Sixty Days In is a reality show about people who’ve never been imprisoned pretending to be newly arrived convicts at tough jails. Interestingly, this turns out to be not all that hard a thing to pull off if the noobs keep their wits about them, are courteous, don’t act like jerks, and follow the rules (both guards’ rules and prisoners’ rules).

It doesn’t always happen that way. One moron spends much of his pre-imprisonment training railing about his opinion that prisoners have it easy and that prison time is really a vacation during which one is waited on and doesn’t have to work. Within five minutes of his admission into the jail, he walks over to the communal television, smacks it with his hand and says, “Dibs. Monday night. Bills game.” Of course, a brand new prisoner does not decide what is going to be on the TV. This cocky loud mouth becomes one of the few to ask to be let out of the jail before his 60 days are up.

Backing up my theory of a feudal U.S. economy was the nature of the commercials I saw. Yes, for this programming, the viewer must watch commercials. After all, the programming is free.

What few commercials I saw that weren’t for designer prescription drugs for exotic illnesses were advising viewers to give their loved ones new SUVs for Christmas presents. Brand after brand sent out the message that a vehicle straight out of the showroom was the gift to beat. 

The day after Christmas, I saw a commercial that tried to guilt those who hadn’t bought a new car for a Christmas present into buying one after Christmas.
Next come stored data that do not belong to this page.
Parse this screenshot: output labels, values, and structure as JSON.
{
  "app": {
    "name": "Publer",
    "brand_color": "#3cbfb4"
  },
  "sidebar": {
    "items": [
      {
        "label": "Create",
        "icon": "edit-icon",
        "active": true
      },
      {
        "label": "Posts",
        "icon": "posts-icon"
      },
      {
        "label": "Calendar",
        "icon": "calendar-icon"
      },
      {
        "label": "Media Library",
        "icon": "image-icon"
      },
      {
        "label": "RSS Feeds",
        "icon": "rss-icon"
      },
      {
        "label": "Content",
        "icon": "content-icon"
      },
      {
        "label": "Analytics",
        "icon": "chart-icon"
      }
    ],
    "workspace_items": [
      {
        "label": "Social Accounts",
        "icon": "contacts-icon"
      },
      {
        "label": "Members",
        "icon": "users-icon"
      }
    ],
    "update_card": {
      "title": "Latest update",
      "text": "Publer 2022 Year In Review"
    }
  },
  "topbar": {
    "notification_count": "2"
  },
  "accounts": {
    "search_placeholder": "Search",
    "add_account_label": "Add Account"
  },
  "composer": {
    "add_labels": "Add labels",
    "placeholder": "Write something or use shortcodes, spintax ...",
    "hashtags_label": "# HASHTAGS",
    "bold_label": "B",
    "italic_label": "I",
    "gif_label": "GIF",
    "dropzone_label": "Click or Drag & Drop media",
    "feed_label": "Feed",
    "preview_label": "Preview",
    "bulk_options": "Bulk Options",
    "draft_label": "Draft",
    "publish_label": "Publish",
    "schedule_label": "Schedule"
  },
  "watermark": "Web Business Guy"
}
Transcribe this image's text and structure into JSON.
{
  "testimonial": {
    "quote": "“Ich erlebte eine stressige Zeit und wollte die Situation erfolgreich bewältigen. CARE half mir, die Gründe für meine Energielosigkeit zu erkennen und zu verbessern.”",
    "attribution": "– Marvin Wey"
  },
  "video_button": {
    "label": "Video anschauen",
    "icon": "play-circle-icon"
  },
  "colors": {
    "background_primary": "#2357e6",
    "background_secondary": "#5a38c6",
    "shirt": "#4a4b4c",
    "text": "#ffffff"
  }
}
It wasn’t too late, we were told, to give the recipient a gift he or she really wanted. The imagery that accompanied these messages was of a young nuclear family going outside in the snow to see the family’s new car. Two children of three or four jumped wildly up and down and waved their arms, as if the prospect of a new car was much more exciting than any toys they’d been dreaming of for months.

I put it to you that these are commercials for affluent consumers. And on free TV, no less.

If you’re ready to admit you’re no longer in the middle class, these are a few of your free entertainment options. If you’re not there yet, keep paying your monthly entertainment bills.